Joran van der Sloot
Joran Van Der Sloot, the man accused of killing Natalee Holloway, could be extradited to the United States from Peru to face criminal charges within the next three months. REUTERS

Peruvian prosecutors have charged Joran van der Sloot with first-degree murder in last year's killed of a university student the defendant met at a Lima casino.

They are seeking a 30-year jail sentence.

Before the killing of 21-year-old Stephany Flores on May 30, 2010, van der Sloot was widely known as the prime suspect in the unresolved 2005 disappearance of the American teenager Natalee Holloway in Aruba, The Daily Mail reported.

Flores' lawyer, Edward Alvarez, told the El Comerico newspaper in Peru that prosecutors have had all the evidence they need to proceed, but have done nothing.

It's just irresponsible, Alvarez told the newspaper Newscore, and talking primarily of senior prosecutor Miriam Riveros Castellares.
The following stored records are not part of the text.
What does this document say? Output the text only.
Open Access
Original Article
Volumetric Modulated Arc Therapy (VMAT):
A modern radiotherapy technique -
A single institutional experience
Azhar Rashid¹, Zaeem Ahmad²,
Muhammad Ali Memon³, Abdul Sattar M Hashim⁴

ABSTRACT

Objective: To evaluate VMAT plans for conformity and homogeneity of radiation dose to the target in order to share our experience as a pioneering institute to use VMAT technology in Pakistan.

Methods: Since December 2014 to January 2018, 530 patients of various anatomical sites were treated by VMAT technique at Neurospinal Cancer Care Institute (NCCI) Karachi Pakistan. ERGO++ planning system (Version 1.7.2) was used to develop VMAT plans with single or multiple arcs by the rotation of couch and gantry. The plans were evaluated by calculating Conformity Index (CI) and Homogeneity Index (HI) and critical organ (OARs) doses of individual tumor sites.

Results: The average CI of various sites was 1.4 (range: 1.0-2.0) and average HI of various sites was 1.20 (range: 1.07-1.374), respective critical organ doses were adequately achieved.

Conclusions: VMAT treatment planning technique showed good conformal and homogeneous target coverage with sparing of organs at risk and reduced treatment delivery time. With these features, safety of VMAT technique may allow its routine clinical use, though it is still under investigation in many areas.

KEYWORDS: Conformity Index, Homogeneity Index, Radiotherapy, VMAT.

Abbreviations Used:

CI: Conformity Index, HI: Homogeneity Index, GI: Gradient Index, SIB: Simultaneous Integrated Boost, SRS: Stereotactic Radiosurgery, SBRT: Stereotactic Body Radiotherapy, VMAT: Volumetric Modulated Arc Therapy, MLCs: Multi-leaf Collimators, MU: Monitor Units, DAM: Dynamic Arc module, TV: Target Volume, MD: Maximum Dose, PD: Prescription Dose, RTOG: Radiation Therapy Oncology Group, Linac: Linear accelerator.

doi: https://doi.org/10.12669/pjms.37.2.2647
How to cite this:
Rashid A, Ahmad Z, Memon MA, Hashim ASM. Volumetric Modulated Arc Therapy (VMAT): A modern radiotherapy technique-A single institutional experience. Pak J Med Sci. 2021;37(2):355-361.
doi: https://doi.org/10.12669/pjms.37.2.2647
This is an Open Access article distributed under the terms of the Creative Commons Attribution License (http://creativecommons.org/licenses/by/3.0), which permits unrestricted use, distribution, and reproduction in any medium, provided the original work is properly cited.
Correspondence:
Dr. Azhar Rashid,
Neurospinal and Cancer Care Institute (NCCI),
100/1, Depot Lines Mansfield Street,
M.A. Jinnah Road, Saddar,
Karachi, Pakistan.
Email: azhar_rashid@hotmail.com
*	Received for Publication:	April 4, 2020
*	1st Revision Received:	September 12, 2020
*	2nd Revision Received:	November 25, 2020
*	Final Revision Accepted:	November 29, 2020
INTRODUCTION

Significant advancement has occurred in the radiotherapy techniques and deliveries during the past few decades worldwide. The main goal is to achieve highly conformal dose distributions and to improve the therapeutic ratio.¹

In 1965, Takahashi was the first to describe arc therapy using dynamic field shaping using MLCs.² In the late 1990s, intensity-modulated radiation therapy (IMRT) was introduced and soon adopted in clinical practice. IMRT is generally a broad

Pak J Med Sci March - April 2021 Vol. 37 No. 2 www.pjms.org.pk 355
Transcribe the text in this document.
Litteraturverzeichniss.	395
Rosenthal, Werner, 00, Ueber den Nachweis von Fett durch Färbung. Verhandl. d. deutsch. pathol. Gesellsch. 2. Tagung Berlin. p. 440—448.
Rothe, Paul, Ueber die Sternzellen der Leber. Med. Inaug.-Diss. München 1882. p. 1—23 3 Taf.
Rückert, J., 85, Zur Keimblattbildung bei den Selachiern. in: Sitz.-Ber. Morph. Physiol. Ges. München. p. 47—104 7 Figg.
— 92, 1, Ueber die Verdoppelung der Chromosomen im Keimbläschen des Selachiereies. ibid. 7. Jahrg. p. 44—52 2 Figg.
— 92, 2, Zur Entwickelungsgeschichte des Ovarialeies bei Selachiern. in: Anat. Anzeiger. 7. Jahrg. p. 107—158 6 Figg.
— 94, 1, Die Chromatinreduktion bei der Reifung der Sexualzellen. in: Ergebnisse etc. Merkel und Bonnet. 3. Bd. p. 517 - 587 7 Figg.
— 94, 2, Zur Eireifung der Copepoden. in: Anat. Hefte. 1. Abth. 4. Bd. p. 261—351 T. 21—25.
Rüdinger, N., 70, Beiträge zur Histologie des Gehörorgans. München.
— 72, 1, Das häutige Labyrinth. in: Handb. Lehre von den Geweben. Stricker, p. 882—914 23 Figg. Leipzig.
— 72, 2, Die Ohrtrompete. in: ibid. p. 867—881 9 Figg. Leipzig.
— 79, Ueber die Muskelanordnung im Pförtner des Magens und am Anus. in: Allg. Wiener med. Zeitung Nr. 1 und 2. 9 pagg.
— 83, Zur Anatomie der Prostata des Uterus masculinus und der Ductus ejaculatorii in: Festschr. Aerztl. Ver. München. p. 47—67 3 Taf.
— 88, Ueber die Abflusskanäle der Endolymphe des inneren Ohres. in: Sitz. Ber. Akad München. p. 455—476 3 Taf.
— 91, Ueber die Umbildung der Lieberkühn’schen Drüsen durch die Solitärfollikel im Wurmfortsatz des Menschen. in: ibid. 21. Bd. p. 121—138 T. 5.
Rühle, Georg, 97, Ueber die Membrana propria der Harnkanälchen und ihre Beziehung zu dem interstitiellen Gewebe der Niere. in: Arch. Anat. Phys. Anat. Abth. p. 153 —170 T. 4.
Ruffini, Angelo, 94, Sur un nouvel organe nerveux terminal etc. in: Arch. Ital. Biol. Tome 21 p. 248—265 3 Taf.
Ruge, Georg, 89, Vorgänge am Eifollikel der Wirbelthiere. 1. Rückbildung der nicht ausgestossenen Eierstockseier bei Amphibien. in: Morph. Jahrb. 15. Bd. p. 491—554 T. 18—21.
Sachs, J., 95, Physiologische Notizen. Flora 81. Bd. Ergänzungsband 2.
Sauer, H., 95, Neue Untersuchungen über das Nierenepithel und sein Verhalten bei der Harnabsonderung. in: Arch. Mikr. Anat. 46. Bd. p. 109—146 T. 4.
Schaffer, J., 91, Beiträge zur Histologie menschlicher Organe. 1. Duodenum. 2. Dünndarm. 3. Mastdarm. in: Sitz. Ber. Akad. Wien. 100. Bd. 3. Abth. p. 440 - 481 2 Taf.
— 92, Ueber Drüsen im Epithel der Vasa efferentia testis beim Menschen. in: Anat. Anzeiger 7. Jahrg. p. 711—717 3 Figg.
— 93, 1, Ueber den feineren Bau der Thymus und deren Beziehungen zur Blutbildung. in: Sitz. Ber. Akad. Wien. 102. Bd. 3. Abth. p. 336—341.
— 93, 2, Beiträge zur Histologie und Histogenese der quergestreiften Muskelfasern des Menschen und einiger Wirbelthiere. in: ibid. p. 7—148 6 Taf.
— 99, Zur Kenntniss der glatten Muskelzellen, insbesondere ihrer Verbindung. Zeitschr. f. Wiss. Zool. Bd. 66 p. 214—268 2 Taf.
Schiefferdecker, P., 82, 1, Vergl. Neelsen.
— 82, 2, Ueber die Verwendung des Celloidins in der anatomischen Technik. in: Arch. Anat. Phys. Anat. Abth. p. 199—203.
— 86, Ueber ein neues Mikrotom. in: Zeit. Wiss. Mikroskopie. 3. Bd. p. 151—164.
She's amassed all the files and is not taking into account the time. This case seems to matter very little to her.

Van der Sloot, the son of a wealthy Dutch judge, admitted to murdering Flores, but has pleaded violent emotion which is typically the term used in Peru to describe crimes of passion.

Currently, he is being held at Miguel Castro Castro Jail in Peru, where it is said that he recently got his girlfriend pregnant during a conjugal visit. It is believed to be a girl that worked at the casino in which Stafany Flores was in the night van der Sloot allegedly murdered her by strangling and suffocating her.

Van der Sloot has repeatedly confessed and then recanted playing a role in the disappearance of Holloway, an 18-year-old Alabama student who was visiting Aruba in 2005 on a high school graduation trip with classmates.